Abstract

Can an online expressive writing program support people with inflammatory bowel disease? A feasibility randomised controlled trial

Complement Ther Clin Pract. 2022 Aug;48:101616.doi: 10.1016/j.ctcp.2022.101616. Epub 2022 Jun 9.

 

David Skvarc 1Subhadra Evans 1Suiyin Cheah 1Madeleine Cranney 1Bonnie German 1Rebecca Orr 2Catherine Emerson 1Lisa Olive 2Lauren Beswick 3Wayne Massuger 4Leanne Raven 4Antonina Mikocka-Walus 5

 
     

Author information

1School of Psychology, Deakin University, Melbourne, Australia.

2School of Psychology, Deakin University, Melbourne, Australia; iMPACT, School of Medicine, Deakin University, Geelong, Australia.

3Department of Gastroenterology, Barwon Health, Geelong, Australia.

4Crohn's & Colitis Australia, Melbourne, Australia.

5School of Psychology, Deakin University, Melbourne, Australia. Electronic address: mikocka@deakin.edu.au.

Abstract

Background: We explored feasibility, acceptability and preliminary efficacy of an online writing intervention (WriteforIBD) against an active control condition for distress in people with inflammatory bowel disease (IBD) at the time of the COVID-19 pandemic.

Methods: A feasibility RCT was conducted in 19 adults (89.5% female, aged 20-69 years) with IBD and mild-moderate distress. Participants allocated to the WriteForIBD group completed a 4-day 30-min writing program adapted for IBD. The active control group wrote about trivial topics provided by researchers. Feasibility was established based on the recruitment and retention while acceptability based on completion rates and a numeric rating scale.

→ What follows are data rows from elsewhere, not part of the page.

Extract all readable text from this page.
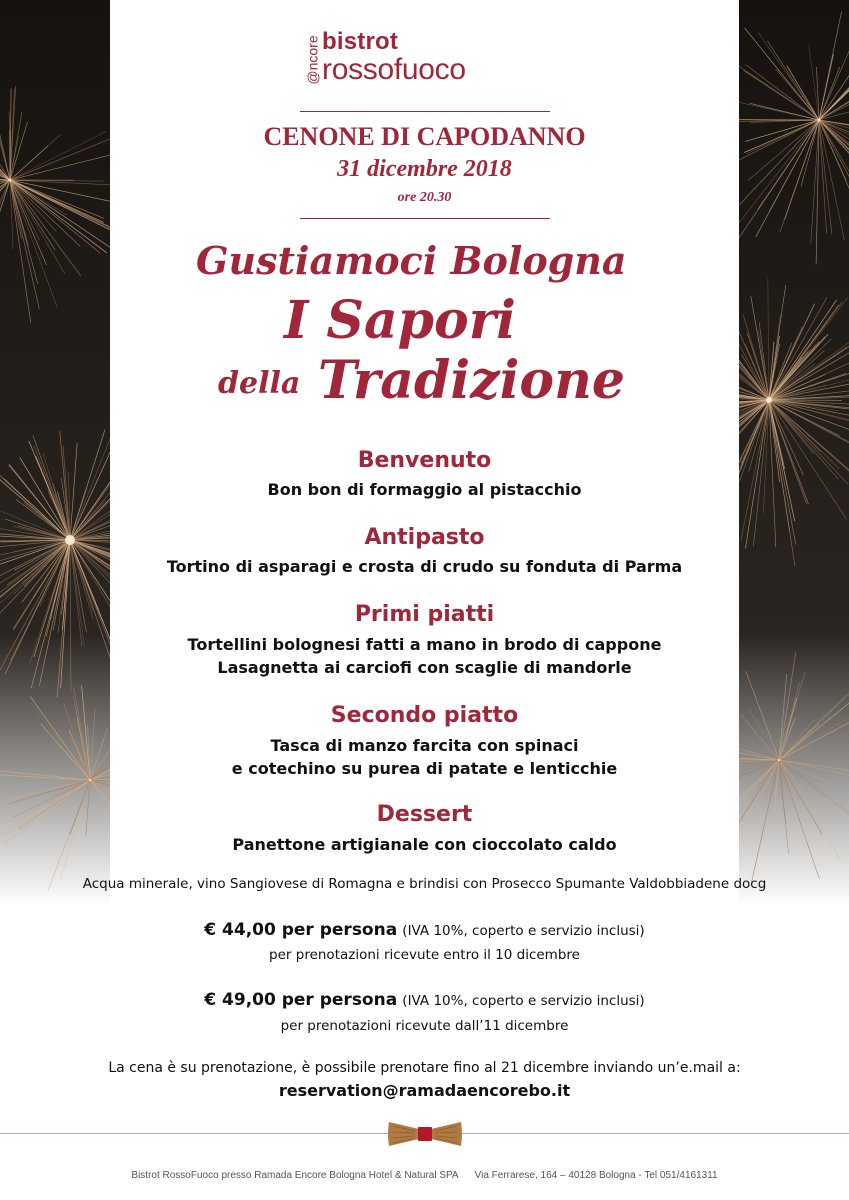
@ncore bistrot
rossofuoco
CENONE DI CAPODANNO
31 dicembre 2018
ore 20.30
Gustiamoci Bologna
I Sapori
della Tradizione
Benvenuto
Bon bon di formaggio al pistacchio
Antipasto
Tortino di asparagi e crosta di crudo su fonduta di Parma
Primi piatti
Tortellini bolognesi fatti a mano in brodo di cappone
Lasagnetta ai carciofi con scaglie di mandorle
Secondo piatto
Tasca di manzo farcita con spinaci
e cotechino su purea di patate e lenticchie
Dessert
Panettone artigianale con cioccolato caldo
Acqua minerale, vino Sangiovese di Romagna e brindisi con Prosecco Spumante Valdobbiadene docg
€ 44,00 per persona (IVA 10%, coperto e servizio inclusi)
per prenotazioni ricevute entro il 10 dicembre
€ 49,00 per persona (IVA 10%, coperto e servizio inclusi)
per prenotazioni ricevute dall’11 dicembre
La cena è su prenotazione, è possibile prenotare fino al 21 dicembre inviando un’e.mail a:
reservation@ramadaencorebo.it
Bistrot RossoFuoco presso Ramada Encore Bologna Hotel & Natural SPA Via Ferrarese, 164 – 40128 Bologna - Tel 051/4161311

All participants completed measures of mental health and disease activity before and after the intervention (one week) and at follow-up three months after the study commencement.

Results: The retention rate in the study was high (100% WriteForIBD; 82% control). All participants attended every session. 84.2% of participants were satisfied with the intervention. All participants reported a significant improvement in IBD-Control immediately after the intervention; F (2, 33.7) = 7.641, p = .002. A significant interaction of group*time for resilience was noted, R2 = 0.19, p < .001, with the active control group reporting a significant decline in resilience from the first follow-up to three months while no significant change in resilience for the WriteForIBD group was recorded.

Conclusions: Online expressive writing is potentially feasible and highly acceptable to people with IBD who report distress. Future large-scale trials should explore the intervention that is adapted from this feasibility study.

Registration: ID: ACTRN12620000448943p.